Diluire l'anticorpo secondario capra anti-topo IgG Alexa 568 o capra anti-pollo IgG Alexa 488 a uno a 200 nel tampone di blocco. Aggiungere 200 microlitri di anticorpi secondari diluiti ad ogni pozzo e incubare a temperatura ambiente per un'ora. Quindi, lavare le cellule tre volte con PBS.
Utilizzare il microscopio a fluorescenza per controllare l'espressione proteica. Il giorno prima dell'espansione del virus seme 2,6 milioni di cellule CEF in ogni pallone T25. Scongelare almeno tre cloni positivi e aggiungere una fiala di cellule o virus a ciascun pallone.
Incubare i contenitori a 38,5 gradi Celsius con il 5% di anidride carbonica fino a quando non si osserva un effetto citopatico del 50%. Successivamente raccogliere le cellule in due millilitri di mezzo di coltura. Infettare 50 microlitri in un nuovo pallone T25 che è stato prese con cellule CEF per la prossima generazione.
Continuare a far passare il virus ricombinante per almeno 15 generazioni. Utilizzando PCR analizzare ogni generazione di virus per la presenza della sequenza VP2. Utilizzando un saggio di immunofluorescenza indiretta analizzare ogni generazione di virus di espressione VP2.
Dopo lo smistamento a singola cellula, il virus purificato ottenuto viene analizzato da tre PCR a giunzione primaria, che mostra un prodotto PCR delle dimensioni previste. Dopo l'escissione del reporter del GFP da parte di Cre ricombinasi oltre il 50% delle placche perse la loro espressione GFP. La placca purificata dopo l'escissione GFP è ottenuta mediante cernita a cella singola ed è ulteriormente confermata da cinque PCR a giunzione primaria che mostra il prodotto della dimensione prevista.

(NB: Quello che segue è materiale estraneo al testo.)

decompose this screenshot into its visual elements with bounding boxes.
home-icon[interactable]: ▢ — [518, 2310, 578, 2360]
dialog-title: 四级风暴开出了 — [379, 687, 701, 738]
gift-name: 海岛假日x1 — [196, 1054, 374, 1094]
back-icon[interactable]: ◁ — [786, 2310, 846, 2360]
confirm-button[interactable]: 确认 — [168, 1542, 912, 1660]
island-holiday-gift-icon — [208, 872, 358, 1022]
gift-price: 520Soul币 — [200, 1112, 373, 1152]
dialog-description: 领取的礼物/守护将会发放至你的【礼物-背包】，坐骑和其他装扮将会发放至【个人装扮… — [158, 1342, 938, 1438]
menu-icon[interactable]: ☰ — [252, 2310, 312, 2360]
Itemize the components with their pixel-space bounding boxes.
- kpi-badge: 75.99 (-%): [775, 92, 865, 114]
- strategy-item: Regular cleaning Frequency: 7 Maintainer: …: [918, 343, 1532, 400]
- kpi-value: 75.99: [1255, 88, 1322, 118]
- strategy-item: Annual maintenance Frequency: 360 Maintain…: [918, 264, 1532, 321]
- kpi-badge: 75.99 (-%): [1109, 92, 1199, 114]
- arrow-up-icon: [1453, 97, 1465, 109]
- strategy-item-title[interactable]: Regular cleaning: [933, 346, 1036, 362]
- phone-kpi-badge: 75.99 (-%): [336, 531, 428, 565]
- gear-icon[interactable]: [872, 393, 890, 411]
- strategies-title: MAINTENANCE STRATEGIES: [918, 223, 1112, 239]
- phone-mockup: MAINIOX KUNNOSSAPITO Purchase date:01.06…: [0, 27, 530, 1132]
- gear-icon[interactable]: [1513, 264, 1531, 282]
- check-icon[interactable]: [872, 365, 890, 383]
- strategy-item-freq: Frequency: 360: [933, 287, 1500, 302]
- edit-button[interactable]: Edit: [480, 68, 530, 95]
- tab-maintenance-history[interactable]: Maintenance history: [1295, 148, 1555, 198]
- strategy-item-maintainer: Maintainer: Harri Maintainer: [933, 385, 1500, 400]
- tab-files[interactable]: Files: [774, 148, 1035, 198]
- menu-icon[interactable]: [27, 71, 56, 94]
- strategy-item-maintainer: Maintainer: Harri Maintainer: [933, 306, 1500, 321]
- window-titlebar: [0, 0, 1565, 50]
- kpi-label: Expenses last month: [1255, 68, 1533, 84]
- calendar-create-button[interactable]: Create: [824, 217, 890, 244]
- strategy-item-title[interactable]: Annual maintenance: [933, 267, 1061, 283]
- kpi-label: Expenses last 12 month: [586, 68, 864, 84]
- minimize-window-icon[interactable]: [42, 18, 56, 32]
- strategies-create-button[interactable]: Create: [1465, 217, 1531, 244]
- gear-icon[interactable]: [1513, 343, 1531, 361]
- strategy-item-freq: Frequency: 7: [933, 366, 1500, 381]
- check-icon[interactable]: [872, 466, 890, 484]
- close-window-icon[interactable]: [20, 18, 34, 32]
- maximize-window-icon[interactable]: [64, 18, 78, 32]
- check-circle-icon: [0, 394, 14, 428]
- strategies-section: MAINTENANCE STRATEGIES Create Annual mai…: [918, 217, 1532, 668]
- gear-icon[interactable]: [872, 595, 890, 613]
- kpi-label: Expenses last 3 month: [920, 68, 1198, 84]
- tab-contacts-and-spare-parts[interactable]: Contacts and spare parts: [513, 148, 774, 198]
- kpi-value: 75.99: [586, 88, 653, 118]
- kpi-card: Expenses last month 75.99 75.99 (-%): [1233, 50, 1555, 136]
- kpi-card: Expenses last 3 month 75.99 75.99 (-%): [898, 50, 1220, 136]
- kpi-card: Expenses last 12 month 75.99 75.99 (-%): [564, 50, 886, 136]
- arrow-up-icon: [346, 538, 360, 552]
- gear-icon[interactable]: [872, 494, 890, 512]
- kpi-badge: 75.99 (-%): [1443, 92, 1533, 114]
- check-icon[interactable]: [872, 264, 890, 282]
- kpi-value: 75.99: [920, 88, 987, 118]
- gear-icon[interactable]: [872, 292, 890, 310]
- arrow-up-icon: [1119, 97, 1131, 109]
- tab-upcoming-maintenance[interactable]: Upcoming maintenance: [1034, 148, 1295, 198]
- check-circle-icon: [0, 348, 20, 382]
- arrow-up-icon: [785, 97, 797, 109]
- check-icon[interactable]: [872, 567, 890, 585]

L'espressione proteica è quindi confermata da un test indiretto di immunofluorescenza con anticorpo monoclonale specifico VP2 e siero di pollo anti-HVT. Come previsto, le cellule infettate dall'HVT parentale possono essere macchiate solo da siero anti-HVT. Mentre le cellule infettate da HVT ricombinante mostrano chiaramente l'espressione del gene VP2.
Per generare un virus ricombinante è necessario un alto tasso di trasfezione per massimizzare la possibilità che il virus e l'inserto si incontrino nella stessa cella per la modifica. Seguendo questa procedura possono essere eseguiti esperimenti sugli animali per valutare l'immunogenicità e l'efficacia dei vaccini ricombinanti. Lo sviluppo di nuovi vaccini vettoriali multivalenti utilizzando la piattaforma di sistema CRISPR/Cas9 qui descritta sarà altamente vantaggioso per l'industria avicola per proteggersi da più malattie del pollame.